CHAPTER 14 Congenital Lung Anomalies
Step 1: Surgical Anatomy
♦ Congenital malformations of the lungs in neonates and infants are uncommon. The three conditions most commonly encountered are discussed herein: congenital lobar emphysema, cystic adenomatoid malformations (CCAMs), and pulmonary sequestrations (both extralobar and intralobar).
Step 2: Preoperative Considerations
♦ Congenital lobar emphysema is the overdistention of one or more lobes of the lung. It usually results from an absence of bronchial cartilage but may occur from mucus plugging and progressive air trapping in ventilated patients. Associated anomalies of the heart and great vessels are common.
Infants may present with respiratory distress, diminished breath sounds, hyperresonance over the involved thorax, and evidence of mediastinal shift.
Chest radiographs are usually diagnostic, with hyperlucency of the involved lobe, collapse or atelectasis of the other lobes, and shift of the heart toward the opposite thorax. Fig. 14-1 is a chest radiograph demonstrating overexpanded congenital lobar emphysema of the right middle lobe and significant compression of the right upper and lower lobes.
♦ CCAMs derive from the abnormal branching of the immature bronchioles during lung development. They are commonly seen in the lower lobes and derive their blood supply from the pulmonary vessels; most have a communication with the tracheobronchial tree.
CCAMs are commonly diagnosed on prenatal ultrasound. Large lesions may result in fetal nonimmune hydrops caused by compression of the mediastinum and vena cava obstruction. Spontaneous regression may occur in 40% to 80% of prenatally detected lesions.
The most common presenting symptom is respiratory distress. Initial imaging studies include chest radiographs.
Lesions seen on ultrasound might not be detected by plain films, and computed tomography (CT) or magnetic resonance imaging (MRI) may be helpful. Common radiologic findings include large cystic spaces in the hemithorax with mediastinal shift, or multiple cysts may be seen.
Figures 14-2 and 14-3 are of a neonate with a congenital cystic adenomatoid malformation of the left lower lobe. The left lung is overexpanded with multiple cystic areas present. There is significant shift of the mediastinum to the right hemithorax. The stomach bubble and nasogastric tube are situated below the diaphragm, aiding in the differential diagnosis of congenital diaphragmatic hernia.
Symptomatic neonates should undergo urgent surgical excision. Infants who remain asymptomatic should undergo elective resection at around 6 to 12 months of age to avoid the risks of neonatal anesthesia. All CCAMs that do not spontaneously involute in the first few months of life should be removed because of the risk of recurrent pneumonias and the potential for malignant transformation.
♦ Pulmonary sequestrations are cystic masses of nonfunctioning lung tissue with no connection to the tracheobronchial tree. They typically derive their blood supply from a systemic artery originating from the thoracic or abdominal aorta and may have systemic venous connection to the superior vena cava or azygos or hemiazygos veins. They exist in two forms: extralobar and intralobar. An extralobar sequestration is covered by separate visceral pleura, is completely discrete from the normal lung, and is most commonly seen in the left lower chest. Associated anomalies are common and include chest wall deformities, congential heart defects, and congenital diaphragmatic hernia.
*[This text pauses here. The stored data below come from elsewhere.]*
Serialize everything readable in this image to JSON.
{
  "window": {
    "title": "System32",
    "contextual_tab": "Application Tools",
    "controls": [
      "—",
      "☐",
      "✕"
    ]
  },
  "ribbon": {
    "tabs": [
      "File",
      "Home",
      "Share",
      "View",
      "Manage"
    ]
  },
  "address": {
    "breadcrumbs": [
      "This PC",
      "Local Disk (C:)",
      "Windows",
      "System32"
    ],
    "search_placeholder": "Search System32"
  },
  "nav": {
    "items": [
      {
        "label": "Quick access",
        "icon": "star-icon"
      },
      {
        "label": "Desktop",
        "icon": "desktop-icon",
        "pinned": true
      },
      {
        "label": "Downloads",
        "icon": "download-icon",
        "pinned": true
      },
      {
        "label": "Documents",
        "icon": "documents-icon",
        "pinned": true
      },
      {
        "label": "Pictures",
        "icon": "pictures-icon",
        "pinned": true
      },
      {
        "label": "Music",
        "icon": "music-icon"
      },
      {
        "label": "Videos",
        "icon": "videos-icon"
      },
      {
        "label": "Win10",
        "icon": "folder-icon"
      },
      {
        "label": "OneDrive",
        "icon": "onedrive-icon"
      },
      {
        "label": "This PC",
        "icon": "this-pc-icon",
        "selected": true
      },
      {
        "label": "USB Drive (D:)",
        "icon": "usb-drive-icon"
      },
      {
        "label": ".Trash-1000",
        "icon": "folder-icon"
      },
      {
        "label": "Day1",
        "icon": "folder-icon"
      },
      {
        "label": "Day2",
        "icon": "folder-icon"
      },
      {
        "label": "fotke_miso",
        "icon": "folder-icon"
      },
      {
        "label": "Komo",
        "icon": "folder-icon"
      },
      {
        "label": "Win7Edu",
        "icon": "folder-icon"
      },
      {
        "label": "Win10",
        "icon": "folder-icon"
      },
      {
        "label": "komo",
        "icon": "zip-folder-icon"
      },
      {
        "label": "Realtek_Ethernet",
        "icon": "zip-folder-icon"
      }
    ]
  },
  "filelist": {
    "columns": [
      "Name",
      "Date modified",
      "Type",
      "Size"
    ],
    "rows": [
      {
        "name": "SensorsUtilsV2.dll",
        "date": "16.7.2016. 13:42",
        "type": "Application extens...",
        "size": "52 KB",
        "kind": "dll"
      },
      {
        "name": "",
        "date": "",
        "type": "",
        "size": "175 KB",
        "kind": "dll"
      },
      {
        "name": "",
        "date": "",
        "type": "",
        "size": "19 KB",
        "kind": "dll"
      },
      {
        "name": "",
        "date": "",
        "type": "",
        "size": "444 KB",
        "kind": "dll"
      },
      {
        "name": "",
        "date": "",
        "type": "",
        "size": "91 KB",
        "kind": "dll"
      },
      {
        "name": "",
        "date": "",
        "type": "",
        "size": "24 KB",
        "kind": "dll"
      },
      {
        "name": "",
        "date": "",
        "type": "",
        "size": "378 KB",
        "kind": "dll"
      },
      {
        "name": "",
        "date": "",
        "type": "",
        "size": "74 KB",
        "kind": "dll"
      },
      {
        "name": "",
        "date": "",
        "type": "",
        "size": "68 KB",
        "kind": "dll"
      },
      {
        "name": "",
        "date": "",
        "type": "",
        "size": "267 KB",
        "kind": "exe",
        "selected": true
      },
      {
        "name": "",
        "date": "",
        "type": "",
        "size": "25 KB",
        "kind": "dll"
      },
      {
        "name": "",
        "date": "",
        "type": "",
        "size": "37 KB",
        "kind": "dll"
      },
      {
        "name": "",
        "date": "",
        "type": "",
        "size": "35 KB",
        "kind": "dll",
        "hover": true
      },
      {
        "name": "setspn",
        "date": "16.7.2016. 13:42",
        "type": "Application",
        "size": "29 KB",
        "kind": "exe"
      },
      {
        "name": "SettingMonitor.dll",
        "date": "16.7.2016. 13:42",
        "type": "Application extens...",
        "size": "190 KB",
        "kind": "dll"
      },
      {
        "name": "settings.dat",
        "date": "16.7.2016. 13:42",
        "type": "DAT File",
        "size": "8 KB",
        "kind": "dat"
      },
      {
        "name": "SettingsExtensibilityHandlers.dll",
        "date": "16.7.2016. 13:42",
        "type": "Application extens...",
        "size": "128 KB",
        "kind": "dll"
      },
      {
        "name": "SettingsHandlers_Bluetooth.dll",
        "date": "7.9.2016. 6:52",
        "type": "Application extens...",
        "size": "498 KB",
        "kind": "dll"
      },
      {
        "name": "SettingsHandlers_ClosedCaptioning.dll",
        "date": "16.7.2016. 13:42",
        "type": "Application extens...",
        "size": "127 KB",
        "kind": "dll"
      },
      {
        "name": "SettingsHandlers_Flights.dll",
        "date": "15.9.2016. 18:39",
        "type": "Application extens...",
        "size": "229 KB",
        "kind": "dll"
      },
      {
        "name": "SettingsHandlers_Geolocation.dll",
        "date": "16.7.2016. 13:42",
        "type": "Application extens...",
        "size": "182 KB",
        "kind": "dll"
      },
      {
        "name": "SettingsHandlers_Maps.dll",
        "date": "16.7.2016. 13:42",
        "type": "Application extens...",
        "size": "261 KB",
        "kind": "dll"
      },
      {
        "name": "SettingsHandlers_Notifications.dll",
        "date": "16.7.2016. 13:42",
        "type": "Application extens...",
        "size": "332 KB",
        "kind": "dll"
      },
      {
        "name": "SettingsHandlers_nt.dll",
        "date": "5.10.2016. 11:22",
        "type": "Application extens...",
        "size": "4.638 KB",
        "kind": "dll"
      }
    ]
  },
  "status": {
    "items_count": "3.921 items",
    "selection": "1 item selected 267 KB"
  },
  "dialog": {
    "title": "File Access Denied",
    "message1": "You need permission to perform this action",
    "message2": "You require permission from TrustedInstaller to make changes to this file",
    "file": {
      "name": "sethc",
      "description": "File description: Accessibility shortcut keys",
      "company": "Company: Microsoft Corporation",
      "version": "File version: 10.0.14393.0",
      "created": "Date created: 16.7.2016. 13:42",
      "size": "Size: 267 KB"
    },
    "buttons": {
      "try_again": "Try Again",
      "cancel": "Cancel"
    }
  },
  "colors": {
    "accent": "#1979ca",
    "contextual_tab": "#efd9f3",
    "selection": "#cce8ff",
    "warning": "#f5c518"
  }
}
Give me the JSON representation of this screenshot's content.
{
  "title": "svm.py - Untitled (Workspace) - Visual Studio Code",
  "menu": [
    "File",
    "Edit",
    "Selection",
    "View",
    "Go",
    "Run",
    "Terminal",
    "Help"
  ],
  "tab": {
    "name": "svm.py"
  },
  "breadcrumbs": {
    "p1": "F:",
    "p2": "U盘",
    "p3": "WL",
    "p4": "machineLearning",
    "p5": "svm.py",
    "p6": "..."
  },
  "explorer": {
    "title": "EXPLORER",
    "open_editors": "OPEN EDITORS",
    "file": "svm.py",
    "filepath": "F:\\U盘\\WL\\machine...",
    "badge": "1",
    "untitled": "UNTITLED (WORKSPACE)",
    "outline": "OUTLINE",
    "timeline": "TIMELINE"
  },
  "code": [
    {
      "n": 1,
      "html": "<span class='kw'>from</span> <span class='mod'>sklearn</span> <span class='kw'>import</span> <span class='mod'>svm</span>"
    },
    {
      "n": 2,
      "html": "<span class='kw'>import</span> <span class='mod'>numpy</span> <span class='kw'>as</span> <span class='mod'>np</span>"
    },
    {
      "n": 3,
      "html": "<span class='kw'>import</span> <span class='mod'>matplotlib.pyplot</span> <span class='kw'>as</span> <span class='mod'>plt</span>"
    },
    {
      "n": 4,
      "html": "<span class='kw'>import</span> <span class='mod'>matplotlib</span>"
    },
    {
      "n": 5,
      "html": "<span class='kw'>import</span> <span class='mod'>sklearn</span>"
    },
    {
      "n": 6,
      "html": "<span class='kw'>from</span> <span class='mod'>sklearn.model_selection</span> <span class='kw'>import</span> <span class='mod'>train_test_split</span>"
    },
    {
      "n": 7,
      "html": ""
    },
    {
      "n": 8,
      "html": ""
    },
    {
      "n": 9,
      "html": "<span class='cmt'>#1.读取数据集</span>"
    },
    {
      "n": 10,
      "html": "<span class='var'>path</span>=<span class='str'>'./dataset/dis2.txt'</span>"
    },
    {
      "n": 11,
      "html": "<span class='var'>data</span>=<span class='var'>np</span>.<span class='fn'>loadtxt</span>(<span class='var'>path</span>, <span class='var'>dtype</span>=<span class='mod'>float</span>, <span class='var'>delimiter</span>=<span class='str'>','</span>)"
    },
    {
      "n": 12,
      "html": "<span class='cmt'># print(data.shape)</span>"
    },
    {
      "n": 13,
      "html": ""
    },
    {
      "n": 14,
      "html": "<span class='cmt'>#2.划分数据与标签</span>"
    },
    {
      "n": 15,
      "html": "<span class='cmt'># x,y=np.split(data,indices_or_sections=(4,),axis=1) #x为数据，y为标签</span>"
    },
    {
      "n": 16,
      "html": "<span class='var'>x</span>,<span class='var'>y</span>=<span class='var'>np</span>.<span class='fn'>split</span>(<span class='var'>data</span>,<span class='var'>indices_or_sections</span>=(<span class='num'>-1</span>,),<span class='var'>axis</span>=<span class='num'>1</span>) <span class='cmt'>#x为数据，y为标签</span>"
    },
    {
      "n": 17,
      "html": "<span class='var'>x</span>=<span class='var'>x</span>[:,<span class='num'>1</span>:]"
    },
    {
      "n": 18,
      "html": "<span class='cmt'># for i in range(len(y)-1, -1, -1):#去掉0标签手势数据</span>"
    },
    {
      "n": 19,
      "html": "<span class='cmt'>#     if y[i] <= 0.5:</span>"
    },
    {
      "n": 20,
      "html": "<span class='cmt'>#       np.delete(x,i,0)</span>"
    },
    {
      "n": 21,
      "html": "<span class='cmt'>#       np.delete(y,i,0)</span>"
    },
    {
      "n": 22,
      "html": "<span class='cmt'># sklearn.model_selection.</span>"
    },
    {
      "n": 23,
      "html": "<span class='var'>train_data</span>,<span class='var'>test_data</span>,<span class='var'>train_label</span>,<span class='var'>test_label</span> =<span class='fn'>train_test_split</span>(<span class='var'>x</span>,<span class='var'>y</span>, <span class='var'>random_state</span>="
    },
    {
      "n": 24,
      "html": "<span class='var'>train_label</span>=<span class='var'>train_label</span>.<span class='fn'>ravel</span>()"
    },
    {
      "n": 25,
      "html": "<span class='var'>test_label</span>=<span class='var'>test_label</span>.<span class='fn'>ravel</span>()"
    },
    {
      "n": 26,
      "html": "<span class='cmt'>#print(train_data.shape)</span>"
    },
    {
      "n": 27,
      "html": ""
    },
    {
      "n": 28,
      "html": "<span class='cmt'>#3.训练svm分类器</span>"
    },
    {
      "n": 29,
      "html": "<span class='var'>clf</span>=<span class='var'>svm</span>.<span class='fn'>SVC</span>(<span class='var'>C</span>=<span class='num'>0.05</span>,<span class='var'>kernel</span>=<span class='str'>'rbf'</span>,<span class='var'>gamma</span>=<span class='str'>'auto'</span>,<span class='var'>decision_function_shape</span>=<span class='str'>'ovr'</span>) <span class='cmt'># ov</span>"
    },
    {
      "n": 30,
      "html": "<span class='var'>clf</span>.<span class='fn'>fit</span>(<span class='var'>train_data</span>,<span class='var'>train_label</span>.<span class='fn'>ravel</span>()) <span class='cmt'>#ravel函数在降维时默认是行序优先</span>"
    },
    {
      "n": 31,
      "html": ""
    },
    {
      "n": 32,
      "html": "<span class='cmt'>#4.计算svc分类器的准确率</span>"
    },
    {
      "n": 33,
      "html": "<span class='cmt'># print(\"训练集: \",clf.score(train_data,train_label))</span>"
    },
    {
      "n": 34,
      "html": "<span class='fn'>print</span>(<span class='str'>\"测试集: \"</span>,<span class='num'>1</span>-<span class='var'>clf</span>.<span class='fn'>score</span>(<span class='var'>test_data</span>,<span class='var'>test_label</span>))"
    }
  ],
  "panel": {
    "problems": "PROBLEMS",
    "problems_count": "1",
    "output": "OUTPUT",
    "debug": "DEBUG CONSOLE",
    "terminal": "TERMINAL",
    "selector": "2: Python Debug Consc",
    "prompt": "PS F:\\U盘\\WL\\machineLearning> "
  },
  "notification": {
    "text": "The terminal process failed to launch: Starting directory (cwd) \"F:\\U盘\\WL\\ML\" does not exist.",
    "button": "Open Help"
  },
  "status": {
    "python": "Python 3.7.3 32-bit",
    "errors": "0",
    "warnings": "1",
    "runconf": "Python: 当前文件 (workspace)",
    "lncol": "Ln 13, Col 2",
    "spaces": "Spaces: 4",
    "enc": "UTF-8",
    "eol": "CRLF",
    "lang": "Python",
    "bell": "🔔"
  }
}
Neonates may be asymptomatic or have respiratory distress, pneumonia, feeding difficulties, or congestive heart failure resulting from arteriovenous shunting. Intralobar sequestrations are found within the surrounding normal lung tissue, most commonly in the left lower lobe. These also have a systemic arterial supply but commonly drain through the pulmonary veins. The most common presenting symptom in a neonate is respiratory distress.
Initial imaging studies include chest radiographs that commonly show a left-sided lower lobe mass or consolidation. Additional imaging, including CT and MRI, may be helpful for definitive diagnosis and to outline the large systemic artery arising from the subdiaphragmatic aorta (Fig. 14-4, arrow).